Email marketers will talk about the need to “target” and with them, I fully agree. A blast to all customers should be done quarterly at best (unless you’re a department store). Instead, customers must be segmented by group, product and date, and placed into more targeted buckets. Then the messaging can be more tailored to their specific needs/preferred products. This is considered “segmented email”.
The last concern of email marketing and lead management is from where the communication occurs. Regarding inbound sales opportunities, it is my belief that any follow-up must occur (or at the very least, be notated) in the CRM. If follow-up didn’t happen in the CRM, then it didn’t happen at all. That is one of the reasons DealerKnows’ TaskTeacher is so popular. It’s the extra layer of CRM accountability to ensure your team is following your process and completing their tasks that never existed before.
From videos sent, texts messaged, phone calls made, or emails sent, all are to be documented in the CRM (and, preferably, sent from the CRM. If you’re doing segmented messages to small groups, those too should be completed in the CRM. If you’re doing a large-scale email blast as part of an email marketing campaign, those are ideally sent from the servers of a 3rd party provider. No way do you want to send out 100,000 emails from your own account where if enough people opt-out and enough ISPs (Internet Service Providers) question the sender, it is your IP address getting blacklisted.
So here is how to distinguish what messaging goes from where and to whom:
Inbound Sales Process / Lead Management:
- Individual messages sent from one agent to one prospect.
- Must be individualized and personalized; meant to look like the words chosen were “crafted”, but the overall email was not “designed”.
- Creates a conversation by addressing their inquiry and asking questions to build a dialogue.
- Ideally plain text and read as if it is from an actual employee writing it.
- Needs to happen from and within the CRM.
- Can be sent every day if desired, but best if outbound emails are broken up to allow for engagement and not overwhelm.
Segmented Email:
- A similar message sent from one agent to several prospects (think 2 – 100 customers).
- Needs to be personalized down to customer name merge field inserts and product.
- Limited HTML and imagery, with a customized call-to-action.
- Ideally sent from your own Customer Relationship Management tool.
- Sent monthly with most updated specials/sale/product information.
Email Marketing:
- Advertising message regarding specials, sales, or events. (think 100 – 50,000 customers).
- Able to accommodate your own database of customers, or purchased customer profile lists.
- Can be used for data-mining purposes, or simply conquest.
- Professionally designed with links to the website, product/pricing information, dynamic graphics and call-to-actions throughout.
- Best if sent through a 3rd party provider’s servers and IP addresses to prevent blacklist.
- Tends to have the lowest percentage of engagement.
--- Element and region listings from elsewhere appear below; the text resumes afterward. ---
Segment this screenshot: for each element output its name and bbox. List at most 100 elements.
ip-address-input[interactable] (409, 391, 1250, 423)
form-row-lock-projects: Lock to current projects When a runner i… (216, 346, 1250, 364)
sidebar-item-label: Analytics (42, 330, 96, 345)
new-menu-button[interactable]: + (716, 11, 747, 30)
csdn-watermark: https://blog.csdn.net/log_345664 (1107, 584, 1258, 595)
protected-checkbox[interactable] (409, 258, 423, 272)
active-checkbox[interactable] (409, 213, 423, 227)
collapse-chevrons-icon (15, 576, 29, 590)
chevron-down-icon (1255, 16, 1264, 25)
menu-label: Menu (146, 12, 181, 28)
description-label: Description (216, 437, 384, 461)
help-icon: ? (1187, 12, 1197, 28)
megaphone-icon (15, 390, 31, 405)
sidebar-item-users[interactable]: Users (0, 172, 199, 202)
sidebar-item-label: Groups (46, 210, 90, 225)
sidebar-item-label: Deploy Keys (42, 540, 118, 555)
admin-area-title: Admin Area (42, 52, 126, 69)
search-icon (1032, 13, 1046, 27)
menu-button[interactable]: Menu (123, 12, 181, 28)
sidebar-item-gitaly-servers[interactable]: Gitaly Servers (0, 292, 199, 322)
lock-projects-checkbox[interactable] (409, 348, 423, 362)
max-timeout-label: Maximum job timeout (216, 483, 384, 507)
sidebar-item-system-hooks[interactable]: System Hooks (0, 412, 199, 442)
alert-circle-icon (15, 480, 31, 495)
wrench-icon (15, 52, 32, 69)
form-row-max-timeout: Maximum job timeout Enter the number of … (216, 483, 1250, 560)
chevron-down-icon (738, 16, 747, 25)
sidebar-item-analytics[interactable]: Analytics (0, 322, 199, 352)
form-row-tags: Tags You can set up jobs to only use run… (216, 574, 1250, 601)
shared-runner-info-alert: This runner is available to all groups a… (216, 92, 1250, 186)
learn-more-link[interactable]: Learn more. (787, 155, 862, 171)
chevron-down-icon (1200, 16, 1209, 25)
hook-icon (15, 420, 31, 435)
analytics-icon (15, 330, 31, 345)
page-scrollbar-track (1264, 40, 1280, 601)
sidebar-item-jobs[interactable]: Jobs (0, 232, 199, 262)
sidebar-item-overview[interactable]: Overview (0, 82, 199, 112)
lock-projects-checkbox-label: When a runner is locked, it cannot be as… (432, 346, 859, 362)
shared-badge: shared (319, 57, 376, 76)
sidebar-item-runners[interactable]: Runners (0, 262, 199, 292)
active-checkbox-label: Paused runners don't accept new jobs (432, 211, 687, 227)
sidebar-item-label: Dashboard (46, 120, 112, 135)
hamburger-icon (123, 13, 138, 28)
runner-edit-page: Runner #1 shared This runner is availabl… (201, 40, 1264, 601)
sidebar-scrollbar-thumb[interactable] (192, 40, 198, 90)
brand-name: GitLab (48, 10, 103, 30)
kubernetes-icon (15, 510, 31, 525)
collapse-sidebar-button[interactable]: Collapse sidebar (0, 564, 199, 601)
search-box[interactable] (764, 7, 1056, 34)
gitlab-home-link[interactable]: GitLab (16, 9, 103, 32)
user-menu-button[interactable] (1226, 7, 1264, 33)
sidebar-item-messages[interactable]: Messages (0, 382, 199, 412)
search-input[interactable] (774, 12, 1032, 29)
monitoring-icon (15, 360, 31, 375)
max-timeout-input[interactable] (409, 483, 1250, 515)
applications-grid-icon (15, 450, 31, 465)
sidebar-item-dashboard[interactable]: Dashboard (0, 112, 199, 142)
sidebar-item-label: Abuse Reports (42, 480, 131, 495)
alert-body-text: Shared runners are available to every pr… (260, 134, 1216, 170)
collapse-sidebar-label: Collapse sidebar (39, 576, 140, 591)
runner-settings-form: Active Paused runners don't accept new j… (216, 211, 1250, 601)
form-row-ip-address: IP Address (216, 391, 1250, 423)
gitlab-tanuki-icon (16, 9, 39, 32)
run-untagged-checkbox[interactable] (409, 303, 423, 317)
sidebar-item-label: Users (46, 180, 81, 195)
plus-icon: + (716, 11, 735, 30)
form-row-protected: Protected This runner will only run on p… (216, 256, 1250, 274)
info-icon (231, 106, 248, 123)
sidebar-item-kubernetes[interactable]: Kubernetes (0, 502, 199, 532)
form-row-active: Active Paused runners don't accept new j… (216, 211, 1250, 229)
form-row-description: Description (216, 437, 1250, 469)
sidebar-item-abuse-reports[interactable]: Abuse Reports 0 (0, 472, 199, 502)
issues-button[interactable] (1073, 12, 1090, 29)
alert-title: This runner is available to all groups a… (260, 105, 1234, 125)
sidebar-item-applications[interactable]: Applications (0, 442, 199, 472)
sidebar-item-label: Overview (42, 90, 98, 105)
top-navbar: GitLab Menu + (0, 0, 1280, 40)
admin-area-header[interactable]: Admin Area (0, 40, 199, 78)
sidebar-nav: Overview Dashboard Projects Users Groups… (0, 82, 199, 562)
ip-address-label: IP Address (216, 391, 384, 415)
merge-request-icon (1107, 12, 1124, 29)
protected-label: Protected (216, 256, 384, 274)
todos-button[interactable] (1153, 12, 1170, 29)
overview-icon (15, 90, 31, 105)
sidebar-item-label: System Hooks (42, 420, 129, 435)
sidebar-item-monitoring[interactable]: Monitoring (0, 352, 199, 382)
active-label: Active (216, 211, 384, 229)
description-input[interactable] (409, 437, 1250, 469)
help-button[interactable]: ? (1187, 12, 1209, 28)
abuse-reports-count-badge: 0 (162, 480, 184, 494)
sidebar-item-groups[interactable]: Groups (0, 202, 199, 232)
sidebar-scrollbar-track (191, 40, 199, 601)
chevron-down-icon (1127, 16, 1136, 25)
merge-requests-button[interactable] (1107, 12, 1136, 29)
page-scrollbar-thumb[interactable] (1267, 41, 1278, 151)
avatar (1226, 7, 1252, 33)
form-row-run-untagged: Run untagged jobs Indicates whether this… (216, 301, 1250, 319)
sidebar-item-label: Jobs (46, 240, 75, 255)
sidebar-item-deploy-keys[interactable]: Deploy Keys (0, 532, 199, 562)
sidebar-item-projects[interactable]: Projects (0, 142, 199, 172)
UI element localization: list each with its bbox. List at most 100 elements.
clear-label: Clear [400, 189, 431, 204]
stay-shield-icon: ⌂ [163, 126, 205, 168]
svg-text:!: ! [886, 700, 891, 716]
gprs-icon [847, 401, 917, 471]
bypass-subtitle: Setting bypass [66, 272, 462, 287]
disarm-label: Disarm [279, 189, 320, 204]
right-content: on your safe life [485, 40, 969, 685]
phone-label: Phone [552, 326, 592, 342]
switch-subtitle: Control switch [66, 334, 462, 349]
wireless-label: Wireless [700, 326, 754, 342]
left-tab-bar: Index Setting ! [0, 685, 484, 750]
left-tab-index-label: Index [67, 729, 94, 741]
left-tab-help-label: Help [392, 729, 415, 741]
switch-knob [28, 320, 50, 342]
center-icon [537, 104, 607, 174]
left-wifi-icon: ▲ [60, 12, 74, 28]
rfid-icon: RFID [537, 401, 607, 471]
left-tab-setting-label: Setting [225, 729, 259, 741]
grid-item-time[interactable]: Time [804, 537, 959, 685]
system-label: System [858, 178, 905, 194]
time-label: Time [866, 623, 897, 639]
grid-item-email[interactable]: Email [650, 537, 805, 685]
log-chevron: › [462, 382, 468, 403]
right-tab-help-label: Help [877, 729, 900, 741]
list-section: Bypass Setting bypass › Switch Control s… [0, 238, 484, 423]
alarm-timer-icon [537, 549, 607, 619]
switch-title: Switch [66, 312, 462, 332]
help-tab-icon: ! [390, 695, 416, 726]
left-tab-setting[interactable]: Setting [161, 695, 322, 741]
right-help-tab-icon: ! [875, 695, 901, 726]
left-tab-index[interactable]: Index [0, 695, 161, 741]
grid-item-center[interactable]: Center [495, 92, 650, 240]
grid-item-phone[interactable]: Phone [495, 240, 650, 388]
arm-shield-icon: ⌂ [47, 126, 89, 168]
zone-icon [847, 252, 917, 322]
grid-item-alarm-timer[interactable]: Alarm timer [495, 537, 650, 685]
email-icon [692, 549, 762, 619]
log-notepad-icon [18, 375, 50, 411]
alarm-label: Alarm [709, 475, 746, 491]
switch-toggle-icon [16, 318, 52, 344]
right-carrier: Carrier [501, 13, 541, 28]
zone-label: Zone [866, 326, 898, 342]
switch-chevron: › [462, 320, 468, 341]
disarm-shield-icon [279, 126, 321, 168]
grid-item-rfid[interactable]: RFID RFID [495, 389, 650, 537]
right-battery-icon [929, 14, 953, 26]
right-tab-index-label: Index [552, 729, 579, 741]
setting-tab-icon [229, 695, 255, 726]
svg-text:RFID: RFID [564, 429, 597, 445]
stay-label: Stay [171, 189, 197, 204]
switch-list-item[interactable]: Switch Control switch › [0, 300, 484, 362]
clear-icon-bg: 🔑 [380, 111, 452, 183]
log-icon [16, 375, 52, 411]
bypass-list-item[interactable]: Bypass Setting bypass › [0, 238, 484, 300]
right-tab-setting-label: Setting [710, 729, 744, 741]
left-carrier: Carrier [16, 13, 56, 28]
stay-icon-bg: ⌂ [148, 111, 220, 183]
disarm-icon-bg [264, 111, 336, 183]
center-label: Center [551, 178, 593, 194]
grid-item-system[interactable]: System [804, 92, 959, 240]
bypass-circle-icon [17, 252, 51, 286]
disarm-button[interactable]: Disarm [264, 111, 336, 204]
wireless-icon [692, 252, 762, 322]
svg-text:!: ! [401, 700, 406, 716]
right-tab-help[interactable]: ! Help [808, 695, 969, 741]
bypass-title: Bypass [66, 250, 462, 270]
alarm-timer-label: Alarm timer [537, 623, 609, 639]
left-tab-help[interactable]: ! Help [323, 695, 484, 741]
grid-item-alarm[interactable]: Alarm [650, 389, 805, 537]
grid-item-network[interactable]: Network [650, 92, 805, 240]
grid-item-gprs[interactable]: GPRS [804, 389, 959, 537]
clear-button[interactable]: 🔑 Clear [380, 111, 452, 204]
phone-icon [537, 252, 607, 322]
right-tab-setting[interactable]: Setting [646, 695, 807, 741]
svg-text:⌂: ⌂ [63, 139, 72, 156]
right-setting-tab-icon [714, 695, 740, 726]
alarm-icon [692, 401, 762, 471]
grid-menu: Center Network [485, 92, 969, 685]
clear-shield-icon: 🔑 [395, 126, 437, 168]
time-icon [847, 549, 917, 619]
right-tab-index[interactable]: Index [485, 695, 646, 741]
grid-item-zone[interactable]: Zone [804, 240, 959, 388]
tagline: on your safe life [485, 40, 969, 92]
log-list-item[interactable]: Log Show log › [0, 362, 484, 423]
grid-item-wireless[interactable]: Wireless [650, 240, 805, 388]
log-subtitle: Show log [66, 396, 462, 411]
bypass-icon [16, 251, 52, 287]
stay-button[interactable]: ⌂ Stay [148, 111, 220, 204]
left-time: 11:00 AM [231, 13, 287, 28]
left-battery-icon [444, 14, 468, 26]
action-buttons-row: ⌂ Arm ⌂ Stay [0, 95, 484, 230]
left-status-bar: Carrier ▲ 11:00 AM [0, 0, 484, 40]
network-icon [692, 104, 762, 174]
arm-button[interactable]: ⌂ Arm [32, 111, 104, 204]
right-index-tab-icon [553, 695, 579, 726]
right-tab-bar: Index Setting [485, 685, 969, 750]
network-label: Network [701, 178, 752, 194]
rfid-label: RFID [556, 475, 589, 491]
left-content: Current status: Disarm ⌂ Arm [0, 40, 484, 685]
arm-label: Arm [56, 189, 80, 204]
- Sent quarterly so as not to drown the public with noise.
Once you distinguish the different between your inbound sales process strategy and your email marketing campaign tactics, you will be able to better identify the right message to meet your audience. You will endear your brand to the public while engaging interested prospects with peer-to-peer communication. Know the difference between these strategies and you know how to sell today’s shoppers.